The advisor of RING middleweight champion Sergio Martinez said that the Argentinian fighter will look “to do a rematch” on Sept. 14 with Mexican Julio Cesar Chavez Jr., whom Martinez dethroned as WBC titleholder by unanimous decision on Sept. 15 before a sold-out crowd of 19,186 in an HBO Pay Per View-televised clash at the Thomas and Mack Center.
Top Rank CEO, Bob Arum, who promotes Chavez (46-1-1, 32 knockouts), confirmed an assertion by Martinez’s advisor, Sampson Lewkowicz, that the two boxers would take interim bouts in the spring prior to their likely reunion.
“Sampson is working on doing a title defense for Martinez in Argentina in the spring, which would be pretty lucrative for Martinez, and which is something that he wants to do,” said Arum.
“And in that case, Chavez would take a fight in the spring, and, hopefully both will win, and then we’ll do the rematch in the fall, probably around Mexican Independence Day.”
Lewkowicz said that Martinez, 37, is scheduled to have surgery on Monday to repair torn ligaments in his right knee, an injury suffered in a fight after which Martinez also received eight stitches to repair a cut over his left eye, two staples in his head and suffered from what initially appeared to be a broken left hand.
“That’s correct. Sergio will have surgery on Monday to repair ligament damage in his right knee. So depending on how Sergio comes out of surgery, he can have a defense in April or May,” said Lewkowicz, who later informed BoxingScene.com that Martinez would return on April 27.
“It would be a title defense against a top 10 contender. We would then definitely look to do a rematch with Chavez on Sept. 14, most likely, in the same place.”
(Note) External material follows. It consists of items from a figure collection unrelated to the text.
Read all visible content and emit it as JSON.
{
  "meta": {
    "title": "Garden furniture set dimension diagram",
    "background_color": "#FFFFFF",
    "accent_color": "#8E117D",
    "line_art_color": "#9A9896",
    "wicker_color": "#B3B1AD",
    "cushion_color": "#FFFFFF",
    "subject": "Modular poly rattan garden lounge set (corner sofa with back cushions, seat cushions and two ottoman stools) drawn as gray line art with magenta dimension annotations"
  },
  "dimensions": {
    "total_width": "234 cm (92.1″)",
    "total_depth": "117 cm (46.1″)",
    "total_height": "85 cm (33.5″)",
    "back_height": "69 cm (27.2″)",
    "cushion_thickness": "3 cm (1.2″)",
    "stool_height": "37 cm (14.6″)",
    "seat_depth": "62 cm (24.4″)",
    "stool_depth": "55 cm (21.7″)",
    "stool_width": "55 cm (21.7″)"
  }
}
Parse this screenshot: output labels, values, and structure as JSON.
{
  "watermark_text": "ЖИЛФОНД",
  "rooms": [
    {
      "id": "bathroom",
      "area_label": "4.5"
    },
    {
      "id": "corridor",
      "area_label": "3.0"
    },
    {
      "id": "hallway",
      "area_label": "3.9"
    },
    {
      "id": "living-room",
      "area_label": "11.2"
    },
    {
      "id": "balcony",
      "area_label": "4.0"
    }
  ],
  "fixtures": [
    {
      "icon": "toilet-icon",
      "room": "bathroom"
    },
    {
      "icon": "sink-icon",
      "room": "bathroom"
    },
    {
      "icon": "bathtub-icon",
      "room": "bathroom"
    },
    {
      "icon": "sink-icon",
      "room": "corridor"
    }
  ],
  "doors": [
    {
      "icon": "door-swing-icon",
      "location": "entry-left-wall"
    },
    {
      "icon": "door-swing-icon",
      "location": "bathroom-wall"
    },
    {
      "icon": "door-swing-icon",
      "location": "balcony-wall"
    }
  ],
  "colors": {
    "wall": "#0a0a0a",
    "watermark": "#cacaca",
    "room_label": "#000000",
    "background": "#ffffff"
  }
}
Much depends, however, on Chavez’s eligibility in the wake of his having tested positive for marijuana metabolites consistent with the use of the drug in the aftermath of his loss to Martinez (50-2-2, 28 KOs).
Within a week of the fight, Chavez, 26, declared that he takes “full responsibility for my actions and the consequences thereof” relating to the post-fight positive infraction, which was was confirmed by Nevada State Athletic Commission executive director Keith Kizer.
Kizer said Chavez could appear before the NSAC “as early as December” to address his situation. If found guilty, Chavez can be penalized or fined for the entire amount of his $3 million purse, suspended for up to a year, or a combination of both. Martinez pocketed $1.4 million for the bout.
In the fight, Martinez rose from a knockdown in the 12th round after having dominated the first 11, winning by scores of 118-109 on the cards of judges Dave Moretti and Adalaide Byrd, and, 117-110, on that of Stanley Christodoulu.
Chavez, who won a total of just four of the 36 rounds scored by the judges, floored Martinez with a series of blows in the final round that was highlighted by three head-swiveling left hooks.
Martinez appeared to have twisted his right leg while spiraling to the canvas and also while attempting to support himself by holding onto Chavez.